Acupuncture and Massage Therapy
ArTeva Acupuncture offers acupuncture and massage therapy as the primary modalities. Several methods of acupuncture needlework are available:
Acupuncture - Traditional Chinese Medicine (TCM)
Traditional Chinese Medicine is a complete medical protocol focused on correcting imbalances of energy in the body. From its inception in China more than 2,500 years ago, TCM has been used to prevent, diagnose, and treat disease, as well as to improve general health. One of the primary modalities of TCM is acupuncture which is a treatment therapy where sterile, very fine, solid needles are inserted at strategic points along the channels. By viewing the human body as a whole (physical, mental, emotional), the goal of acupuncture aims to restore homeostasis by affecting the important anatomical systems of our body such as but not limited to musculoskeletal, nervous, cardiovascular, endocrine, and immune systems. By stimulating these systems, acupuncture attempts to promote and encourage the body’s natural processes to restore more balanced functioning, improved health, and well being.
Neurofunctional Acupuncture is a modern acupuncture technique that combines the holistic Traditional Chinese Medicine with current evidence-based acupuncture clinical research, neuroscience, anatomy, and physiology to target and stimulate specific neuro-tissue to treat pain, sports, and orthopedic dysfunctions.

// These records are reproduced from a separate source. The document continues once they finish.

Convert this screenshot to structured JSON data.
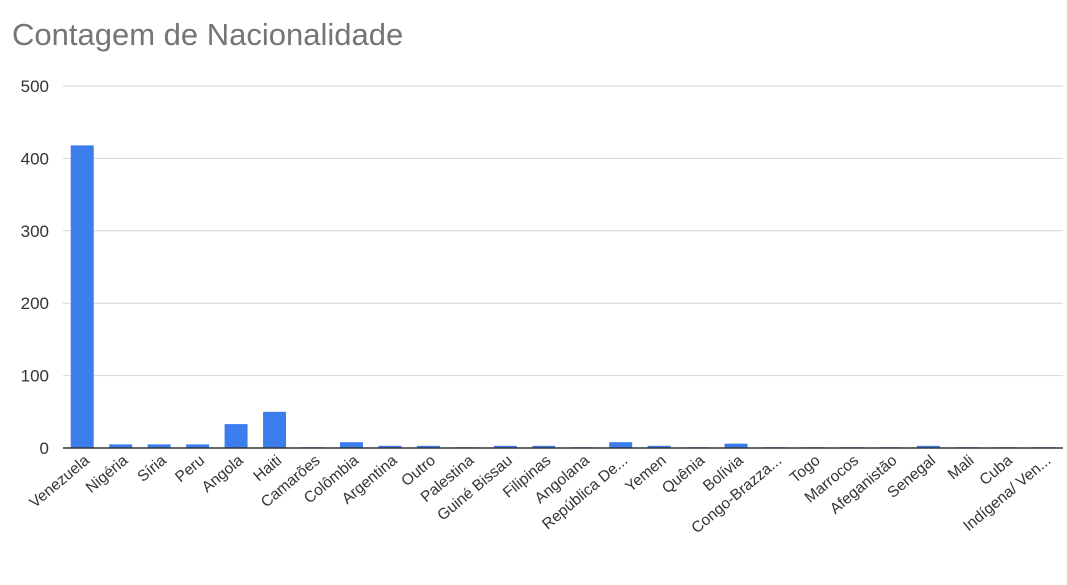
{
  "chart_data": {
    "type": "bar",
    "title": "Contagem de Nacionalidade",
    "xlabel": "",
    "ylabel": "",
    "ylim": [
      0,
      500
    ],
    "yticks": [
      0,
      100,
      200,
      300,
      400,
      500
    ],
    "grid": true,
    "legend": "none",
    "bar_color": "#3b7ded",
    "categories": [
      "Venezuela",
      "Nigéria",
      "Síria",
      "Peru",
      "Angola",
      "Haiti",
      "Camarões",
      "Colômbia",
      "Argentina",
      "Outro",
      "Palestina",
      "Guiné Bissau",
      "Filipinas",
      "Angolana",
      "República De...",
      "Yemen",
      "Quênia",
      "Bolívia",
      "Congo-Brazza...",
      "Togo",
      "Marrocos",
      "Afeganistão",
      "Senegal",
      "Mali",
      "Cuba",
      "Indígena/ Ven..."
    ],
    "values": [
      418,
      5,
      5,
      5,
      33,
      50,
      1,
      8,
      3,
      3,
      1,
      3,
      3,
      1,
      8,
      3,
      1,
      6,
      1,
      1,
      1,
      1,
      3,
      1,
      1,
      1
    ]
  }
}
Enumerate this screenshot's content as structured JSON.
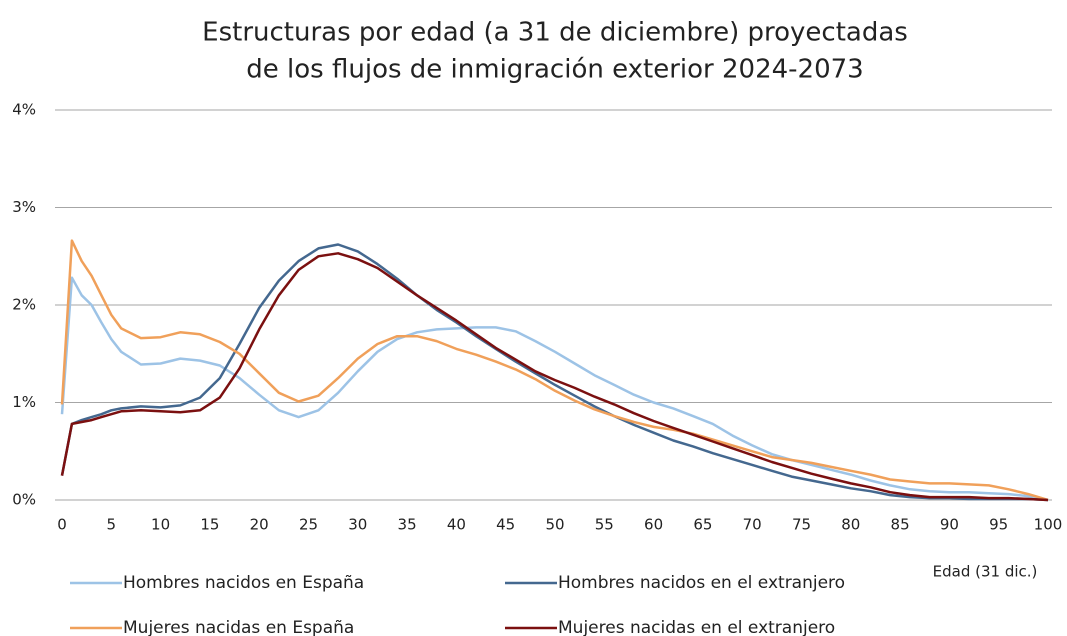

During the treatment, traditional acupuncture needles are inserted into neuro-reactive sites such as acupuncture points, motor points, and sides of nerve roots which are stimulated manually or with electricity triggering therapeutic and physiological changes along the nervous and musculoskeletal system. The benefits of Neurofunctional Acupuncture include pain reduction, tissue healing, increase in the flow of rich oxygenated blood, inflammation reduction, trigger point deactivation, muscle spasm relief, decrease in excessive sympathetic activities, and restore range of motion.
In recent history, government health institutions and medical specialty groups such as the American College Physician and World Health Organization have official recommendations which indicate that acupuncture’s evidence is now acknowledged by medical experts for certain health problems. World Health Organization recognize the use of acupuncture as a treatment of (such as but not limited to):
Sports-related injuries and other movement disorders
Musculoskeletal pain: neck pain, shoulder pain, lower back pain, and other joint pain
Chronic pain: headaches, sciatica, osteoarthritis, neuritis, and facial pain
Stress-related problems: addictions and post-traumatic stress disorder
Dry Needling is a needling technique designed only to release myofascial trigger points. For certain diagnosis, dry needling can be a very effective way of releasing these trigger points which allows the practitioner to target tissues that are not manually palpable. Benefits of this treatment include pain reduction, increase in oxygenated blood circulation, and improvement in movement.
Currently as of 2018, in New York State, only acupuncturist and medical doctors can be licensed to perform dry needling. This is a very fluid topic and licenses vary from state to state.
Hands-on manual manipulation of soft body tissues such as muscle, connective tissue, tendons, and ligaments to assess and treat a broad range of conditions including acute and chronic musculoskeletal pain, sports and orthopedic disorders. During the treatment, stiff/tight and sensitive areas are addressed in order to reduce pain, promote local tissue healing by increasing blood flow to an affected area, improve fascial integrity, normalize bony structure alignment, and facilitate the range of movement.